La primavera es un llamado a tomar nota de que el invierno ha terminado y que siempre hay nuevos brotes en camino. Nos renovamos permanentemente en lo físico, en lo intelectual y en lo social.

Lo intelectual no es solo lo que sabemos, sino qué, cómo y para qué pensamos e intuimos. Lo social es cómo, con quiénes y para qué nos relacionamos. De lo espiritual se habla tan poco, en tan pocos lugares, y con tan pocas personas, que daría pie a formular el barrunto de que se trata de una esfera olvidada.

Vivir, accionar, transcurrir es un fenómeno dinámico que nos va cambiando y nos va predisponiendo a nuevos cambios. O sea que cambiamos sin que nos lo propongamos. Y a lo largo de nuestra vida, salvo excepciones, vamos cambiando para bien. Entendemos más, reflexionamos mejor, tenemos acceso a más conocimientos. Nos relacionamos más plenamente con los demás.

Vamos siendo más tolerantes y comprensivos. Vamos disfrutando más de las relaciones. Conjugamos el verbo amar de muchas más maneras. Excepción: en lo físico, presenciamos un deterioro.

Y en lo espiritual, entendido como la toma de una posición frente a lo trascendente, sorprende que muchas veces sigamos estacionados en unas concepciones que adquirimos de niños, que mantenemos en silencio y sobre las cuales se hacen pocos esfuerzos de renovación.

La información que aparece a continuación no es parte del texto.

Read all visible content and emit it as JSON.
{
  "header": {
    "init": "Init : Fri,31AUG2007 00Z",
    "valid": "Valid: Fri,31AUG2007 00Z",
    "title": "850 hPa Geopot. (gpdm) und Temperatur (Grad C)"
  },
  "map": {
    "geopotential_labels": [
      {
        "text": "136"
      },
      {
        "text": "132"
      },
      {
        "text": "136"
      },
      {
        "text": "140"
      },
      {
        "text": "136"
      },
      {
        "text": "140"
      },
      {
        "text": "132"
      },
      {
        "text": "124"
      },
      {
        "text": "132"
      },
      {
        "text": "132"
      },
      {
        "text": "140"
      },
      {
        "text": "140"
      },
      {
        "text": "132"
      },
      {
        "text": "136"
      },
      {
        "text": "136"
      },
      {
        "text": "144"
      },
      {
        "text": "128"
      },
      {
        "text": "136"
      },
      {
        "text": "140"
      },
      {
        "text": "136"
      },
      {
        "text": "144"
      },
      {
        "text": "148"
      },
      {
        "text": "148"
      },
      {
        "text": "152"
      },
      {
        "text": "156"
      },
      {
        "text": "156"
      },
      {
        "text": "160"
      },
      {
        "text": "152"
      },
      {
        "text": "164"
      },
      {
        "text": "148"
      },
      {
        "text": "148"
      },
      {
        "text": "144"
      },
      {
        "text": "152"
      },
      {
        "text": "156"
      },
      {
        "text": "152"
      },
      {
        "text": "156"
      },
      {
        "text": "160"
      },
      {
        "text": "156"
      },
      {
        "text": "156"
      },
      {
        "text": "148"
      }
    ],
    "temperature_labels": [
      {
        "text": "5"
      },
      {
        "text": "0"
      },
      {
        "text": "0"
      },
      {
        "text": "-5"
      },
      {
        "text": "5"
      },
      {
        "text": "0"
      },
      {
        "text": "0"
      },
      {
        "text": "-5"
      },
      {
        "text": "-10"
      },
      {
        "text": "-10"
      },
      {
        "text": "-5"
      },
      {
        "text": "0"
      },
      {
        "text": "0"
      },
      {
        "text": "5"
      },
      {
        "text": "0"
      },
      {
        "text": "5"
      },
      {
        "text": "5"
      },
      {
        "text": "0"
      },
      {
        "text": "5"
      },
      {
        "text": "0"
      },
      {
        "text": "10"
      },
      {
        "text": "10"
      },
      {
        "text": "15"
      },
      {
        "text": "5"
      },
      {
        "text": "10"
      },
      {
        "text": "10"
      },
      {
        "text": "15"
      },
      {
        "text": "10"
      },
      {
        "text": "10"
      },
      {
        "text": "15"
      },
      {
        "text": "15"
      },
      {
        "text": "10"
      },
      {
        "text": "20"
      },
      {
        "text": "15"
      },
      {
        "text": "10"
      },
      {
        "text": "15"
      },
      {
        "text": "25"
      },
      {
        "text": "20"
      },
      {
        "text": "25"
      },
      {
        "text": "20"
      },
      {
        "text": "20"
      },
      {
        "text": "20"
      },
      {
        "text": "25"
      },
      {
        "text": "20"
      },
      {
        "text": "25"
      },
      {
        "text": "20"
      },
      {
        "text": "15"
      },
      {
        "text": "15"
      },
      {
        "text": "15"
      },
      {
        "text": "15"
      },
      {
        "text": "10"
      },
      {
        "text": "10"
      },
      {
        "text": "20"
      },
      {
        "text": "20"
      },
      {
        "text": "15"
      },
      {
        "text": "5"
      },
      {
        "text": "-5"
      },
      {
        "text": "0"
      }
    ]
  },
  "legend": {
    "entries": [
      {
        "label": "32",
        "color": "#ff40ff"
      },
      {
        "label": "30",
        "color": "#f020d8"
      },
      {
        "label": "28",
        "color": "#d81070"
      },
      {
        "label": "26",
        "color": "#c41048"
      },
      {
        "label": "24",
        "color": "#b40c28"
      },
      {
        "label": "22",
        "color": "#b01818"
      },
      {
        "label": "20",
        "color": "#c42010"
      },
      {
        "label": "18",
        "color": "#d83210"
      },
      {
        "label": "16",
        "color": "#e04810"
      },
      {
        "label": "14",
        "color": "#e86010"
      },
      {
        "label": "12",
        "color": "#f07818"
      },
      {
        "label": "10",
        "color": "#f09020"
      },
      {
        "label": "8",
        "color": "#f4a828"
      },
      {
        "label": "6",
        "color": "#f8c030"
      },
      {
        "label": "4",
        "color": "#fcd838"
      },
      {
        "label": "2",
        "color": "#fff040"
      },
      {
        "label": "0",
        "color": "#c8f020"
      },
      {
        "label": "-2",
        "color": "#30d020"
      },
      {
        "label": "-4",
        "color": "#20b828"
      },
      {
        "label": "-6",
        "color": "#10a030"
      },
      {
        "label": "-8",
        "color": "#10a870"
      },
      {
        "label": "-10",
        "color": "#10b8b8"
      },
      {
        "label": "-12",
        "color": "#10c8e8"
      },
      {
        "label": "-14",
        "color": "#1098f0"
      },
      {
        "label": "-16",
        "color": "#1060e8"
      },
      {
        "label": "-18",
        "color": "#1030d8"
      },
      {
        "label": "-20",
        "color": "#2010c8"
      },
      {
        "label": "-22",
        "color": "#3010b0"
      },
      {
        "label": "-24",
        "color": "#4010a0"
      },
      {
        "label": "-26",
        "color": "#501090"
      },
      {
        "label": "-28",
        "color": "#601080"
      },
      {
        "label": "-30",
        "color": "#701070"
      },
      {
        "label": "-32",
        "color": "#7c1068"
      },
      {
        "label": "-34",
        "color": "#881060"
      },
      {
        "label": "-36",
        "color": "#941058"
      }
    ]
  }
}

Una pregunta interesante es si proponiéndonos deliberadamente mejorar, lograríamos más que dejando el mejoramiento a su espontaneidad. En esto la mejor respuesta está en que estudiar, que es una disrupción sobre lo espontáneo de nuestro intelecto, es universalmente tenido como conveniente.

Los programas de mejoramiento físico, hoy populares, son un esfuerzo de intervención en el deterioro natural. Y en lo social pero más en lo espiritual, se mantiene el silencio, la postergación. ¿Por qué, por ejemplo, hay más programas de acondicionamiento físico y más programas de formación profesional que programas de desarrollo de nuestra vida de relación con otros y de desarrollo espiritual? Imagino que por falta de demanda, evidencia de que no se manifiesta la necesidad de mejoramiento en esas áreas. ¿Sentimos esa necesidad? ¿La reprimimos? ¿O postergamos su satisfacción desaprovechando esta nueva primavera?